Many businesses across the country tend to fail once the grandchildren of the founder take over the company. This is particularly true if the third generation has no experience running the business and has not gone through the hardships the earlier generation experienced.
Around 40 percent of family-owned businesses reach the second generation, while approximately 13 percent go to the third generation. Around 30 percent of family businesses have misgivings about handing the reins of the company to the next generation, with around nine percent anticipating a conflict within the family will happen when it is handed down to the next generation.
This conflict can cause the business to fail. The chances of failure may even increase if the family goes through a rough time and issues emerge in their relationships. They may have to resolve the problems by hiring family law attorneys to increase the chances of an amicable settlement between the two sides.
Despite this, a family can still make the business successful as it is passed on from one generation to another. Here are some ways family-owned companies can avoid the third-generation curse.
Train Before Giving a Position
Many family-owned businesses seem to oblige their children to join the company. But this move may not go as planned, especially if the children are not inclined to join the company. Even if the children are welcome to join the company, they may have other interests, especially if they are already well-off due to the business.
At this point, the children will pursue their professions or passions. They will treat the family business as their fallback option. When they fail in their pursuits, they may return to join the family business. But they do not have the training and skills to take on a leadership position within the company. This will increase the chances of failure if they end up leading the company in the future.
To counter this scenario, the business can make sure the children have the necessary exposure to the company before they welcome them. The family needs to consider the job as a responsibility rather than an entitlement.
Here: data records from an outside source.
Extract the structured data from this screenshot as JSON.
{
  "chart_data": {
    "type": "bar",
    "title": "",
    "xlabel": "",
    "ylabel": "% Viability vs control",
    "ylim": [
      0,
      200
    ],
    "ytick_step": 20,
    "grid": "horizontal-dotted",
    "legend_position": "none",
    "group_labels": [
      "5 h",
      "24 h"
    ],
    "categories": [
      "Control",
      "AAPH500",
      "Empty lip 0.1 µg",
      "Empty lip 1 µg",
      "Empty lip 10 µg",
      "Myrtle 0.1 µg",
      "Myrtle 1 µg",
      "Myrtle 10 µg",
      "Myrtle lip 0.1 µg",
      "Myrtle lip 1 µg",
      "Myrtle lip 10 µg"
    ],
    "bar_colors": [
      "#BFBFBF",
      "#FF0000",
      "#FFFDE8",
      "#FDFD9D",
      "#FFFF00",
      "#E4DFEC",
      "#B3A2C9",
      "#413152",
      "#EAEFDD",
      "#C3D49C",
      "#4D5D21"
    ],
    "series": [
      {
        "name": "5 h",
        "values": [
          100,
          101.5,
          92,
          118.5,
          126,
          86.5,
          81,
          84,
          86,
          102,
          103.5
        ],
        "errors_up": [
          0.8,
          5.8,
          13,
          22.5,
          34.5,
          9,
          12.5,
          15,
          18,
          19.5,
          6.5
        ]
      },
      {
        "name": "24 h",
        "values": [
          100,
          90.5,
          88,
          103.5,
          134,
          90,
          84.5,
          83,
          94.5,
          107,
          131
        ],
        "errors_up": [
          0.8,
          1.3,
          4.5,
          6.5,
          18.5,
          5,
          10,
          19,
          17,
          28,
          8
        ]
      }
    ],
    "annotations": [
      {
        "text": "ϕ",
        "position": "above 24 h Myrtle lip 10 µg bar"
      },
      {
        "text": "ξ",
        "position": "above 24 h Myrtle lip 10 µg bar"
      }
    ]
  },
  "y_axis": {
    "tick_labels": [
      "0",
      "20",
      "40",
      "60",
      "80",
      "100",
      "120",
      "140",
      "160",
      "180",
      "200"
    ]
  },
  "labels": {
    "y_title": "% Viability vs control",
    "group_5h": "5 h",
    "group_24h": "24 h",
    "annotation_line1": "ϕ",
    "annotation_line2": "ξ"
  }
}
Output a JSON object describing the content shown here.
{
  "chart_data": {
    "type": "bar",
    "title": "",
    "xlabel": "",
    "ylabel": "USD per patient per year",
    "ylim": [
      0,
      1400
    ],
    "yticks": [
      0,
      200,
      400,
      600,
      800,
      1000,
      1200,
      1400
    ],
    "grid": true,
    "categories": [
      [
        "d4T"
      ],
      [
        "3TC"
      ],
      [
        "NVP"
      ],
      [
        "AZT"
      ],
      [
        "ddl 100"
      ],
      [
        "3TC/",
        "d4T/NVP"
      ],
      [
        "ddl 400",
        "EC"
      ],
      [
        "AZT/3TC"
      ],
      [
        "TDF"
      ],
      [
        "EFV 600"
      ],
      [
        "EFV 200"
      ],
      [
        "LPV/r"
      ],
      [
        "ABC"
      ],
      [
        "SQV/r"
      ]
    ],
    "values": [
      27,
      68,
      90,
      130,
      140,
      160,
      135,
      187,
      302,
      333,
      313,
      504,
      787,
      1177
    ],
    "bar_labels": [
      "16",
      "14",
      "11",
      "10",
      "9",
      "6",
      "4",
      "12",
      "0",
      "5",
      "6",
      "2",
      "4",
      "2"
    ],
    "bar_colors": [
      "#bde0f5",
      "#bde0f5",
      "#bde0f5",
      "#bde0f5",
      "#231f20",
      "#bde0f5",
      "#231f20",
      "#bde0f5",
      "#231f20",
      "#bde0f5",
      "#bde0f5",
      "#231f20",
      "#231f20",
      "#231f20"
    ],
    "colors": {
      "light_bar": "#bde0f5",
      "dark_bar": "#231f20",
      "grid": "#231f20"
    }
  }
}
The business should think the family members are employees of the company who still needs to qualify for the position they are aiming for.
Manage Entry into the Business
Another issue that can lead to business failure is when there are too many family members in the business. This typically happens when the firm does not grow fast enough to accommodate the growing family. For instance, the three children of the founders have three children each who also get married.
When most of the children and grandchildren of the founder joined the business together with their spouses, the company may not have enough open positions for everybody. It may also take away an available spot for a person with more skills and knowledge than any family member.
To remedy this situation, the business should manage the entry of family members. Managing the entry means the company should make sure the family member who joins the business has something to bring to the business. They should have the skills and training that can help the business grow. Additionally, they should also have strategies in mind that can help the company.
Have Mentors Who Are Not Family
Mentoring is important in business since it gives new members the guidance they need while working in the industry. Mentors typically know how the company works and can advise the mentee on what they need to do. In family businesses, the parent and offspring tend to specialize in one aspect of the business.
For instance, if the father is in the finance department, the son or daughter will also be in the finance department. In these instances, the father becomes the mentor. This makes it challenging for the parent to provide the appropriate feedback to the son or daughter since they have a unique personal relationship that can interfere with giving feedback. Additionally, the son or daughter may end up not getting the training in other departments, which is necessary for future executive positions.
To prevent these situations, the business can get a mentor who is not a part of the family. In this situation, the mentor will not have any personal bond with the mentee and provide honest feedback. To ensure the mentor offers honest feedback, the business should protect the mentor from any retribution from any family members.
The third-generation curse affects a lot of family businesses. But these family businesses can avoid the curse if they know what to do.